MAY 19, 2006 -- A panel of Medicare experts at a presentation on May 12 touted ending locked-in enrollment in Medicare Advantage plans and allowing beneficiaries to switch plans.
At the presentation, hosted by the Alliance for Health Reform, panelists discussed the enrollment numbers for Medicare Advantage plans, the out-of-pocket costs of beneficiaries and proposed changes to the plan. The most discussed recommendation was changing the "lock in" provision for Medicare plans.
Under the new Medicare drug law (PL 108-173), Medicare beneficiaries are not able to switch back and forth between drug plans and are locked into one plan for a year at a time.
Brian Biles, a professor in the Department of Health Policy at George Washington University, said that with the potential regarding the many Medicare Advantage plan benefit packages and the risk of out-of-pocket costs, enrollees should not be locked into a Medicare Advantage enrollment plan for an entire year.
Biles argued the lock-in should be suspended until new limits on out-of-pocket costs and improved risk adjustments are implemented.
He presented data showing that out-of-pocket costs vary depending on the state and health of the patient. The sickest 5 percent of the elderly pay 43 percent of the total cost and an average of $63,000 a year, while the healthiest 50 percent pay 4 percent of the total costs and an average of $550 a year. Thus, Medicare overpays for the healthy enrollees by $180 per year and underpays for the sickest enrollees by $4,200.
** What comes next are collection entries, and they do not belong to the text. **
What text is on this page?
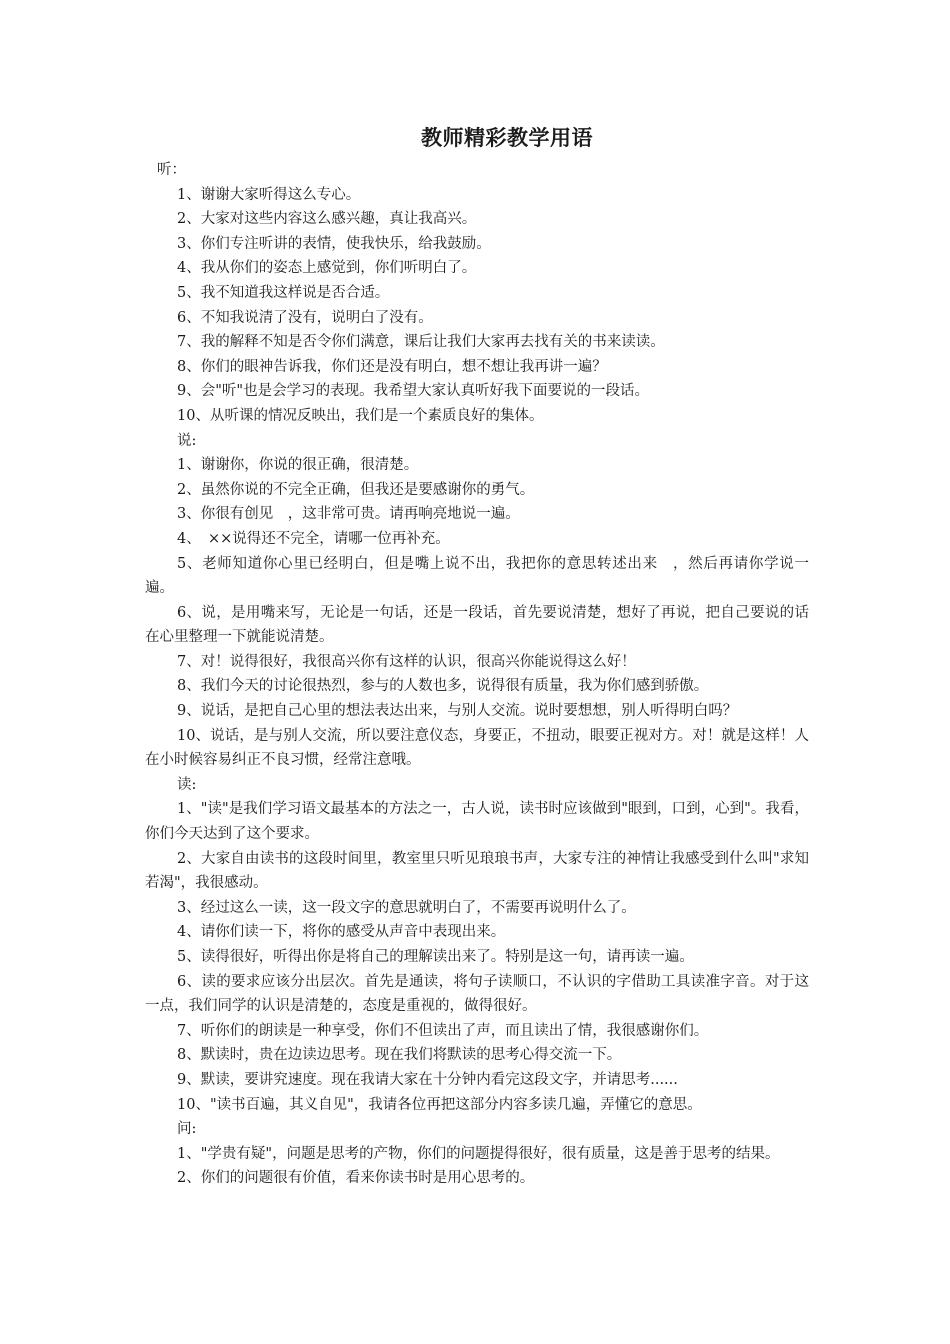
教师精彩教学用语

听：

1、谢谢大家听得这么专心。

2、大家对这些内容这么感兴趣，真让我高兴。

3、你们专注听讲的表情，使我快乐，给我鼓励。

4、我从你们的姿态上感觉到，你们听明白了。

5、我不知道我这样说是否合适。

6、不知我说清了没有，说明白了没有。

7、我的解释不知是否令你们满意，课后让我们大家再去找有关的书来读读。

8、你们的眼神告诉我，你们还是没有明白，想不想让我再讲一遍？

9、会"听"也是会学习的表现。我希望大家认真听好我下面要说的一段话。

10、从听课的情况反映出，我们是一个素质良好的集体。

说:

1、谢谢你，你说的很正确，很清楚。

2、虽然你说的不完全正确，但我还是要感谢你的勇气。

3、你很有创见　，这非常可贵。请再响亮地说一遍。

4、　××说得还不完全，请哪一位再补充。

5、老师知道你心里已经明白，但是嘴上说不出，我把你的意思转述出来　，然后再请你学说一遍。

6、说，是用嘴来写，无论是一句话，还是一段话，首先要说清楚，想好了再说，把自己要说的话在心里整理一下就能说清楚。

7、对！说得很好，我很高兴你有这样的认识，很高兴你能说得这么好！

8、我们今天的讨论很热烈，参与的人数也多，说得很有质量，我为你们感到骄傲。

9、说话，是把自己心里的想法表达出来，与别人交流。说时要想想，别人听得明白吗？

10、说话，是与别人交流，所以要注意仪态，身要正，不扭动，眼要正视对方。对！就是这样！人在小时候容易纠正不良习惯，经常注意哦。

读:

1、"读"是我们学习语文最基本的方法之一，古人说，读书时应该做到"眼到，口到，心到"。我看，你们今天达到了这个要求。

2、大家自由读书的这段时间里，教室里只听见琅琅书声，大家专注的神情让我感受到什么叫"求知若渴"，我很感动。

3、经过这么一读，这一段文字的意思就明白了，不需要再说明什么了。

4、请你们读一下，将你的感受从声音中表现出来。

5、读得很好，听得出你是将自己的理解读出来了。特别是这一句，请再读一遍。

6、读的要求应该分出层次。首先是通读，将句子读顺口，不认识的字借助工具读准字音。对于这一点，我们同学的认识是清楚的，态度是重视的，做得很好。

7、听你们的朗读是一种享受，你们不但读出了声，而且读出了情，我很感谢你们。

8、默读时，贵在边读边思考。现在我们将默读的思考心得交流一下。

9、默读，要讲究速度。现在我请大家在十分钟内看完这段文字，并请思考......

10、"读书百遍，其义自见"，我请各位再把这部分内容多读几遍，弄懂它的意思。

问:

1、"学贵有疑"，问题是思考的产物，你们的问题提得很好，很有质量，这是善于思考的结果。

2、你们的问题很有价值，看来你读书时是用心思考的。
Marsha Gold, senior fellow at Mathematica Policy Research, presented findings on the Centers for Medicare and Medicaid Services' landscape. According to November 2005 data, 8 percent of Medicare Advantage enrollees paid no premium for regional PPOs and 43 percent paid no premium for HMOs.
Biles said his research found some plans with $100 to $300 a day copays for hospital care.
Karen Ignagni, president and chief executive officer of America's Health Insurance Plans, argued that data from a study by the Commonwealth Fund found that out-of-pocket costs are instead lower. According to Ignagni, the costs are lower for those in good health in all 88 Medicare Advantage plans studied, for those in fair health in 86 out of the 88 studied and for those in poor health for 69 out of the 88.
While Ignagni said she supports a suspension to the lock-in policy, she pointed to a high satisfaction among enrollees, with less than 2 percent of enrollees disenrolling from Medicare Advantage plans.
"It's clear that a number of individuals looked at Medicare Advantage plans and made a judgment based not on experience but on a political basis," Ignagni argued.
According to Ignagni, the current lock-in policy dissuades beneficiaries from signing up with a plan. Simplifying the information beneficiaries receive could assist in overcoming this barrier, she said.
She admitted that "Medicare Advantage was on life support in 2005" but touted rebuilding since.
Suspending the annual lock-in policy would reinstate previous Medicare policy that was in place for Medicare+Choice and Medicare Advantage programs from 1997 through 2005.
Abby Block, director of the Centers for Beneficiary Choices at CMS, would not state a position on the lock-in but instead touted the large number of Medicare Advantage plans available.